Во Владимире я первым делом нашел Клеста. Тот как раз запирал дверь своей… кельи, или как там у них называется.
Выслушав меня, он сказал только:
– Исповедаться тебе надо?
– Надо-то надо, да кто мою исповедь примет…
– Идем…
В России традиции исповеди отличаются от Запада, если на Западе есть специальная кабинка для исповеди, в которой священник и исповедуемый друг друга не видят, то у нас просто накрывают полой рясы и исповедуют. Говорить так сложнее – это факт…
Клест был едва ли не единственным человеком на земле, который мог бы принять мою исповедь. Один из немногих, кто по-настоящему понял бы меня, – ведь он, как и я, служил в спецназе Внутренних войск. Он, как и я, участвовал в той страшной войне, где каждый из нас потерял своих друзей, но не только, каждый из нас потерял себя самого, то человеческое, что в нас было. Именно поэтому я рассказал ему больше, чем рассказал бы любому другому. Почти все рассказал. И он выслушал, хотя это было ох как нелегко.
Иногда мне кажется, что священник для нас – это как… плевательница. Мы приходим к нему и говорим, что плохого мы совершили… словно отливаем из своей чаши… но только для того, чтобы наполнять ее вновь и вновь.

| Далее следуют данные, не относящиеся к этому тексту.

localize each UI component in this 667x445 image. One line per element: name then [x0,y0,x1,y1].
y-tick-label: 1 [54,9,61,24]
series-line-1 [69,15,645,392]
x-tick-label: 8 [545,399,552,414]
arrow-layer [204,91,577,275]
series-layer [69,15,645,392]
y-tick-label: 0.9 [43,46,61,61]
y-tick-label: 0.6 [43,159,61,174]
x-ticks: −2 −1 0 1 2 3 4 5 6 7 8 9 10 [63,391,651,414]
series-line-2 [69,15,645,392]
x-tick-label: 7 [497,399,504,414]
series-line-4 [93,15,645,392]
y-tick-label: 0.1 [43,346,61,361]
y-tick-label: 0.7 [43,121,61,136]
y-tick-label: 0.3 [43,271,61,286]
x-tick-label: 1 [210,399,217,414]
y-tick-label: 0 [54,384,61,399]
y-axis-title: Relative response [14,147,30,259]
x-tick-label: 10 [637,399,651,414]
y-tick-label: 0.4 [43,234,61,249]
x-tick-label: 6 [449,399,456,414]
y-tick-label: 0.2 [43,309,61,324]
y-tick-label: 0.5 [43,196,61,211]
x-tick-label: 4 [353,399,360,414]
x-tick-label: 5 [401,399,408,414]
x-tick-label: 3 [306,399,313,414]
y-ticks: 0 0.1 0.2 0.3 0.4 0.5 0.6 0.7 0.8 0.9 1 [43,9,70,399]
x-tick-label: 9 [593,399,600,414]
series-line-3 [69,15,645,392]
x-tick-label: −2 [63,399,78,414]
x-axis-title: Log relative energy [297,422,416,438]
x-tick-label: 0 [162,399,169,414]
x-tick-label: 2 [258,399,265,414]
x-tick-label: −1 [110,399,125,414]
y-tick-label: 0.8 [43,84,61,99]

И ждем, что священник скажет нам нечто такое, что успокоит нашу совесть и даст нам возможность снова жить как раньше… несмотря на то, что мы совершили…
Как-то так.
Когда я закончил говорить, Клест перекрестился.
Помяни, Господи Боже наш, в вере и надежди живота вечнаго преставльшайся рабы Твоей, сестры нашей Анастасии, яко Благ и Человеколюбец, отпущаяй грехи и потребляяй неправды, ослаби, остави и прости вся вольная ее согрешения и невольная, избави ее вечныя муки и огня геенскаго, и даруй ей причастие и наслаждение вечных Твоих благих, уготованных любящым Тя: аще бо и согреши, но не отступи от Тебе, и несумненно во Отца и Сына и Святаго Духа, Бога Тя в Троице славимаго, верова, и Единицу в Троицу и Троицу в Единстве православно даже до последняго своего издыхания исповеда. Темже милостив той буди, и веру яже в Тя вместо дел вмени, и со святыми Твоими яко Щедр упокой: несть бо человека, иже поживет и не согрешит. Но Ты Един еси кроме всякаго греха, и правда Твоя правда во веки, и Ты еси Един Бог милостей и щедрот, и человеколюбия, и Тебе славу возсылаем, Отцу и Сыну и Святому Духу, ныне и присно и во веки веков. Аминь.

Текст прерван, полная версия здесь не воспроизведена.